Edward Bulmer's Jonquil is a lovely soft, sunny near-neutral — but Edward Bulmer is a premium natural paint, and you're paying for the pigment quality and the eco credentials. If you just want the colour without the price tag, there are genuinely close matches out there.
The pick of the bunch is COAT::Factor Fifty. It lands at ΔE 0.8 from Jonquil, which is below the threshold the human eye can detect — to all practical purposes you're looking at the same colour on the wall. At LRV 57.3 it carries that same gentle, light-but-not-stark quality. COAT is a B-Corp brand with a solid, washable emulsion, so you're not sacrificing much on quality either.
If you'd rather a big trade brand, Dulux::Soft Almond 4 is the one. At ΔE 2 it's still very close — you'd struggle to spot the difference unless you held swatches side by side under harsh light. LRV 51.8, so a touch deeper and more grounded than Jonquil, which can actually be flattering in a north-facing room where you want a bit more warmth holding the colour.

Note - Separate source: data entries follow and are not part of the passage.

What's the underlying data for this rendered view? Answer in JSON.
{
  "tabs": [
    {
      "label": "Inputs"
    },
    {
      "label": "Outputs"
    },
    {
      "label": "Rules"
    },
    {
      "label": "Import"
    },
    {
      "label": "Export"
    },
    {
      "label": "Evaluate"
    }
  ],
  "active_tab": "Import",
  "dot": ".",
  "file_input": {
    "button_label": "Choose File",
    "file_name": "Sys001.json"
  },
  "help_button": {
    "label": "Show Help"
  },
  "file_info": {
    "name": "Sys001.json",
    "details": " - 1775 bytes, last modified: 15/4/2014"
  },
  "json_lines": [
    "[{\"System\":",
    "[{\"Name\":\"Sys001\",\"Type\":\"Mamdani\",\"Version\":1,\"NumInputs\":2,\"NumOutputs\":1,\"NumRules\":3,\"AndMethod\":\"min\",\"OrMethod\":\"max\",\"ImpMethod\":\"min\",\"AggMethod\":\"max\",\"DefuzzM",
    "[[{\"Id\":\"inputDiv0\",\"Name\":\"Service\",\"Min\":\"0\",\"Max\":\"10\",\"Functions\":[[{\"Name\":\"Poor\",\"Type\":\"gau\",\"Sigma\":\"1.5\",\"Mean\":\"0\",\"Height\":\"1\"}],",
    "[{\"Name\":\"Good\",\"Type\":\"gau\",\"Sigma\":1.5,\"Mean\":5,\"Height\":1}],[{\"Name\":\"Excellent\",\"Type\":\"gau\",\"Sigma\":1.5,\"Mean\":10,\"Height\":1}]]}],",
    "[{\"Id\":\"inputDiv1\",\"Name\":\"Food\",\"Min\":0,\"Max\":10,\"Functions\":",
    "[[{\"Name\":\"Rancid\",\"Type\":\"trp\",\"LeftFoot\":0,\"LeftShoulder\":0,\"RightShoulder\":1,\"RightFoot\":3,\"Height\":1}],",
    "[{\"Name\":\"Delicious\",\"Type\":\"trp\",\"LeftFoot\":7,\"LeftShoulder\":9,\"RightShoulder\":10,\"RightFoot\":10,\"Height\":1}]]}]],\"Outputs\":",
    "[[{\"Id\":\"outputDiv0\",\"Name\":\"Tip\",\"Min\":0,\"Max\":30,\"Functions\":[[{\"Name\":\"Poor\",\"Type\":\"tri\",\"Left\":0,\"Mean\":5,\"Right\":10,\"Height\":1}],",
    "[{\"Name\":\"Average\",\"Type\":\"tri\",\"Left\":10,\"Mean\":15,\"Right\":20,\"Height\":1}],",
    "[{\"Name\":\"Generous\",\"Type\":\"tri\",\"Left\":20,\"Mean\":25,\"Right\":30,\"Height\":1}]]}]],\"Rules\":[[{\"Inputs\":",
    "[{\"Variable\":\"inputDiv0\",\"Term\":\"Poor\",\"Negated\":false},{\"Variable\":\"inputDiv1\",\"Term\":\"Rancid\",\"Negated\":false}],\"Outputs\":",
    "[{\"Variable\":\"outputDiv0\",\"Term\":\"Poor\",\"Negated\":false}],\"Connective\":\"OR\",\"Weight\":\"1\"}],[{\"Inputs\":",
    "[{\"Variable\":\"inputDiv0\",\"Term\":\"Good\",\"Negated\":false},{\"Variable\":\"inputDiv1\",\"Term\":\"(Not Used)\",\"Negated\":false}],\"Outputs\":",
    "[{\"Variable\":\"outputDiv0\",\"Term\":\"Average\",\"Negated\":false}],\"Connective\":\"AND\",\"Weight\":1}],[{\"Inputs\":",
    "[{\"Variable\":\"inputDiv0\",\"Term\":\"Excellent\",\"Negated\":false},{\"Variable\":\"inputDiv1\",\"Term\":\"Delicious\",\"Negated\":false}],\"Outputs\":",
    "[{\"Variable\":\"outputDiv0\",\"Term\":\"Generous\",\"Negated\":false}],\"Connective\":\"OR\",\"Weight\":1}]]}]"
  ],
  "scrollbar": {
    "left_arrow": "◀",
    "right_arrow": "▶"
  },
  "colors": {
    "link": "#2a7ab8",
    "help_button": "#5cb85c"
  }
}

Crown::Pale Rose Gold is the further outlier at ΔE 3.5 — close enough to read as the same family, but at LRV 60.5 it's noticeably lighter and leans a little pinker. I'd only go for it if you actively want a softer, airier version.
The one thing to watch: Edward Bulmer paints are natural and have a particular chalky depth that mass-market emulsions don't quite replicate, even at a perfect colour match. The hue will be bang on, but the *finish* character is part of what you pay for.
My advice — grab a COAT Factor Fifty sample pot, paint a decent A4 patch, and live with it across a day. At ΔE 0.8 I'd be amazed if you weren't sorted.